In the above equation, C is a normally distributed random number in the $\left[0,1\right]$ interval and is the variation factor; rand(0, 1) is a random number in the $\left[0,1\right]$ range; k is the number of iterations. Mutations alter the particles’ positions and thus allow to escape local optima (Deng et al., 2019).

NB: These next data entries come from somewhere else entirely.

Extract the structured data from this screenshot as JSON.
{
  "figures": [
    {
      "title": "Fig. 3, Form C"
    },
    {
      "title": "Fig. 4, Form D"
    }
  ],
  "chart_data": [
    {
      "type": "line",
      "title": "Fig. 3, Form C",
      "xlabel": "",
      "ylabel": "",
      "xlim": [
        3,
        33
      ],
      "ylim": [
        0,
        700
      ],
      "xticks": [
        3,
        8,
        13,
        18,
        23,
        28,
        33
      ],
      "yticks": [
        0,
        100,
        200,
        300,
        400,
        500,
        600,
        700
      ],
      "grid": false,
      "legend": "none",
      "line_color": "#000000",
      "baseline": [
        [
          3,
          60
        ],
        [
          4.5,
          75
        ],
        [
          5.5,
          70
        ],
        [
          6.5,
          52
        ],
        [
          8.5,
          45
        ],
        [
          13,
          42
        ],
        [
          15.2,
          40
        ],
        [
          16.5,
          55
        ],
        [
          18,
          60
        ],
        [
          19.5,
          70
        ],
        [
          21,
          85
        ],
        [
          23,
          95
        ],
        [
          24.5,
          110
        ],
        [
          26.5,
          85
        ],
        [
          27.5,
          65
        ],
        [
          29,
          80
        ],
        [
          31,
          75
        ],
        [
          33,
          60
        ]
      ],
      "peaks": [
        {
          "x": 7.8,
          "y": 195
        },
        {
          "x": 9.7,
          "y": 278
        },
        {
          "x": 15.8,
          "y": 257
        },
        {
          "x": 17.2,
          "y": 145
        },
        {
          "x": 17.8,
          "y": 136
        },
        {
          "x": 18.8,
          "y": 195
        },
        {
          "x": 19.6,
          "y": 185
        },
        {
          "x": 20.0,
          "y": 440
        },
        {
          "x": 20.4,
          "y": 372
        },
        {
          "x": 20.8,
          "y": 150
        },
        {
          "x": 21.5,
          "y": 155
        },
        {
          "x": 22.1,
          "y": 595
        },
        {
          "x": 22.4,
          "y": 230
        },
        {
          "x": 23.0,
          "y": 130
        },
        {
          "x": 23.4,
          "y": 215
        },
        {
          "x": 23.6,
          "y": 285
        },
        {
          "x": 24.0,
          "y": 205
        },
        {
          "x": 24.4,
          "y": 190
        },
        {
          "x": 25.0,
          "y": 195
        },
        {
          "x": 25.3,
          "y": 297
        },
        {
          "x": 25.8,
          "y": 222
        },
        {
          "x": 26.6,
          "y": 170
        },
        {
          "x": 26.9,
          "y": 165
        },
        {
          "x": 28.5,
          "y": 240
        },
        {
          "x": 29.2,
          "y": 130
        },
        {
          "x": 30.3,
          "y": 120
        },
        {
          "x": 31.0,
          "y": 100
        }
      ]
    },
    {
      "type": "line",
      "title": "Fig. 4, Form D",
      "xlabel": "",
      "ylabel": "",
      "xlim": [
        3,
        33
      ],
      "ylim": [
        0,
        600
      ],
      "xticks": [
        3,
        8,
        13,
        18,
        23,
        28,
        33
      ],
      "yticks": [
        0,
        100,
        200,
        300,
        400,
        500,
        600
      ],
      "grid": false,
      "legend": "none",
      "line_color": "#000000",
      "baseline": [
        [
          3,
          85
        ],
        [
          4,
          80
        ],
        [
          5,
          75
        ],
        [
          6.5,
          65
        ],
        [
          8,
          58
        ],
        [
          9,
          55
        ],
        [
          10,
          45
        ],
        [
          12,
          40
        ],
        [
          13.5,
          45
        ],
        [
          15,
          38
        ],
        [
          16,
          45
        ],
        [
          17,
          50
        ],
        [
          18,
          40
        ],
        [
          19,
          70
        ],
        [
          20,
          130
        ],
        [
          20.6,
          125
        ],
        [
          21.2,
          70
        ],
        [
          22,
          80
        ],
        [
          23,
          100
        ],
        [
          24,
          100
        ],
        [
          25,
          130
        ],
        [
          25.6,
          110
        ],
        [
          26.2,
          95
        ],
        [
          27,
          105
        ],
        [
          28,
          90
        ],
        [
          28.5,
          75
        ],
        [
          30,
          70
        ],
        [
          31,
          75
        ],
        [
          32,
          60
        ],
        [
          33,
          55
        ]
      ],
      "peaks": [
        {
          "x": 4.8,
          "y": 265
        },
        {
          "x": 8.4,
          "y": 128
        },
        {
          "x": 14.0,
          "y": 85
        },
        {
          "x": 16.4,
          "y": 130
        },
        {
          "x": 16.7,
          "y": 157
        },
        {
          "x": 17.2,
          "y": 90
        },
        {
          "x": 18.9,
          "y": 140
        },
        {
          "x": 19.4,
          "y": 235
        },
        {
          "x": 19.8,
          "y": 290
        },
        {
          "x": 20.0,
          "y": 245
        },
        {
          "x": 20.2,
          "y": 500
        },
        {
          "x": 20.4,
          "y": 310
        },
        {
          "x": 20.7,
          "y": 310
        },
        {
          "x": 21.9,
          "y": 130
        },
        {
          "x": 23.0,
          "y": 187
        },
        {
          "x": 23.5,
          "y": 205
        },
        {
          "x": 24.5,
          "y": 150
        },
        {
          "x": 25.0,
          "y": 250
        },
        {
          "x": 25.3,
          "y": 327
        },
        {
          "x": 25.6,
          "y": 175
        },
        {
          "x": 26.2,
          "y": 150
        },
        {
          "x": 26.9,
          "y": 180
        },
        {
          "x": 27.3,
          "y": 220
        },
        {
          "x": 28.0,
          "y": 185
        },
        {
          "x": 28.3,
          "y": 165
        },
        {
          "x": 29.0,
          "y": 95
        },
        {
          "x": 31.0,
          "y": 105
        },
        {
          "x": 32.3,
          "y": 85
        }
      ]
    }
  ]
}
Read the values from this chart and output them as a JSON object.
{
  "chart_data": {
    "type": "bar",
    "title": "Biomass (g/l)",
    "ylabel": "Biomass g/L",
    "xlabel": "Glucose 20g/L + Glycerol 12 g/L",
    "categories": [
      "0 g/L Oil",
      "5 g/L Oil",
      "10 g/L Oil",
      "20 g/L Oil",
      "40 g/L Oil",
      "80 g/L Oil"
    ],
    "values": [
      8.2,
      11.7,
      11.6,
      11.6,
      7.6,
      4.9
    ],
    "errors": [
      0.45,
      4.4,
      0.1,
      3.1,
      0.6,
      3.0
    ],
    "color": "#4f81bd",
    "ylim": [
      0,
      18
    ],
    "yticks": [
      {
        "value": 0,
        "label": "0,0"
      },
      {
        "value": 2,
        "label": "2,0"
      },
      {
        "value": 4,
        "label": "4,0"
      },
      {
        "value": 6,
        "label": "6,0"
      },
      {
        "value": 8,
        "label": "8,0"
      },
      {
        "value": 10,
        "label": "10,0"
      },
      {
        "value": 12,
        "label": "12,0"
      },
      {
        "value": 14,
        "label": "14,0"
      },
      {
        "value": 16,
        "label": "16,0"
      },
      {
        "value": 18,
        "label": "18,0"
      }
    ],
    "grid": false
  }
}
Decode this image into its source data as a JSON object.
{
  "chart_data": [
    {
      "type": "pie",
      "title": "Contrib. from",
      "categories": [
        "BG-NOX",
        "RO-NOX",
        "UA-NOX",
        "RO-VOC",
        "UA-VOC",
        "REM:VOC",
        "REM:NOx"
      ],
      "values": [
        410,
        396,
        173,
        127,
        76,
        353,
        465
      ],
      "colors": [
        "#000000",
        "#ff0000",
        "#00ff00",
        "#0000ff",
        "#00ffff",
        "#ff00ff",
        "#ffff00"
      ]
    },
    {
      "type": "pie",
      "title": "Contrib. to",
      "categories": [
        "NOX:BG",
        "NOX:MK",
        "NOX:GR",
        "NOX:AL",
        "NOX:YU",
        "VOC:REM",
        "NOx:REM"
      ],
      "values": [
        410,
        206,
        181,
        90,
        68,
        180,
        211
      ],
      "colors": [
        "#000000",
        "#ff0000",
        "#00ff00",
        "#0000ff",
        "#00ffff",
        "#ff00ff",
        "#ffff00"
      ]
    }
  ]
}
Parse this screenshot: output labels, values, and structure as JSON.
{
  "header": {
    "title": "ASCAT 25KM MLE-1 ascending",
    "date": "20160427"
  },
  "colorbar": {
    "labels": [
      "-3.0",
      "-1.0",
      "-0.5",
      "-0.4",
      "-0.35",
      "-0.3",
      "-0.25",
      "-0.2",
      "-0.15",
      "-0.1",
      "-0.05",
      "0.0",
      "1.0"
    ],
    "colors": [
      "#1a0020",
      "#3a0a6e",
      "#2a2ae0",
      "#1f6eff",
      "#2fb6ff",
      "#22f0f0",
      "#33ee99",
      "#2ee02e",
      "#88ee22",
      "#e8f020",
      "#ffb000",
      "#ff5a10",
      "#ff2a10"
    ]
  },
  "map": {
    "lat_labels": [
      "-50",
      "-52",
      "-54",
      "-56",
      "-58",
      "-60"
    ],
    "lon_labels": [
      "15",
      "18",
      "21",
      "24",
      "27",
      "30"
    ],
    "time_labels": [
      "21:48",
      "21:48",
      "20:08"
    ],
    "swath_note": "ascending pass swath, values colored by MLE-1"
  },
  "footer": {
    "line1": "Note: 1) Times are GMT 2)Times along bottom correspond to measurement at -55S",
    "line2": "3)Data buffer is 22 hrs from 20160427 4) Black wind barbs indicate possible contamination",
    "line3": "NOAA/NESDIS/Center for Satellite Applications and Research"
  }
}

The fitness curve of the improved adaptive mutation PSO algorithm for SVM-based parameter optimization is shown in Fig. 10. Evidently, the best fitness converges to a local maximum after 17 generations. Mutations allow the particle swarm to escape this local maximum after 97 generations; after that, optimization parameters are determined with higher accuracy. The finally estimated parameter values are: c = 7.751, g = 5.754. The fitness at this global optimum is 91.698%.

Simulation results.

Based on the results in the previous section, the SVM model was constructed using the following parameter values: c = 0.7596 and g = 0.7674, which were determined using the PSO method. The results are shown in Fig. 11.

For these parameter values, the accuracy of the model was 86.667%, the image recognition time is t = 0.590s; however, the recognition accuracy had not improved. The main explanation was the trapping of the particle swarm in a local optimum during the process of parameter optimization. An SVM classifier was then constructed and validated using c = 7.751 and g = 5.754; these parameter values were determined using the adaptive mutation PSO algorithm. The validation results are shown in Fig. 12.

From Fig. 12, the classification accuracy of the SVM classification model with the parameter values determined by the adaptive mutation PSO was 91.667%, the image recognition time is t = 0.615s. This classification accuracy is significantly higher compared with that achieved by the SVM method that uses parameters optimized by the grid search approach.